Il rastrellamento di Talkalakh, durato meno di una settimana, ha contribuito ad accrescere il senso di disperazione per la brutale repressione sulle proteste, mentre è aumentato il dissenso contro il regime di Bashar Assad. Al momento dell’operazione, Associated Press aveva intervistato alcuni residenti che parlarono di una scena catastrofica nella città in cui vivono circa 70mila persone. I racconti riferivano di uccisioni settarie, esecuzioni condotte da uomini armati, odore di corpi in decomposizione per le strade. Secondo alcuni attivisti il numero di vittime dell’assedio di maggio è 36.

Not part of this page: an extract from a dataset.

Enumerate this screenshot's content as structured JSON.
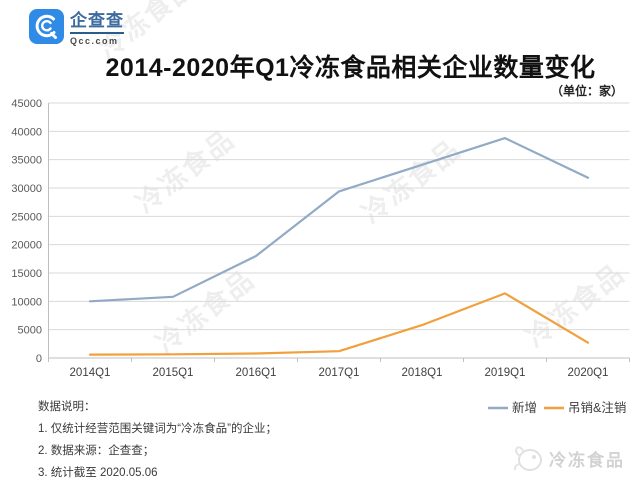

“I racconti che abbiamo sentito dai testimoni di Talkalakh – spiega Philip Luther, vicedirettore di Amnesty International per il Medioriente e il Nordafrica – dipingono un quadro molto preoccupante di abusi sistematici e mirati per annientare i dissidenti”.
Dal report emerge che le forze siriane hanno sparato su famiglie in fuga e ambulanze che trasportavano feriti. Un testimone ha anche raccontato che i militari bruciavano i detenuti con sigarette accesse sul retro del collo. Secondo i racconti, almeno nove persone sono morte mentre si trovavano sotto custodia delle forze di sicurezza. Otto di loro erano state ferite da colpi di arma da fuoco nel momento in cui sono state costrette a lasciare le proprie case e quindi portate via dai soldati.
Secondo l’organizzazione internazionale, che per realizzare il report ha raccolto interviste in Libano e via telefono con oltre 50 persone, alcuni genitori che hanno identificato i corpi delle vittime a Talkalakh, vicino al confine con il Libano, sono stati costretti a firmare un documento in cui si dichiarava che i propri figli erano stati uccisi da bande armate. “Molti dei crimini descritti nel report – ha spiegato ancora Luther – ricadono sotto la giurisdizione della Corte penale internazionale. Ma prima il Consiglio di sicurezza dell’Onu deve riferire sulla situazione in Siria al procuratore della Corte”. Quattro Paesi europei hanno introdotto al Consiglio una bozza di risoluzione per condannare la repressione sui manifestanti, ma Russia e Cina hanno annunciato che avrebbero posto il veto.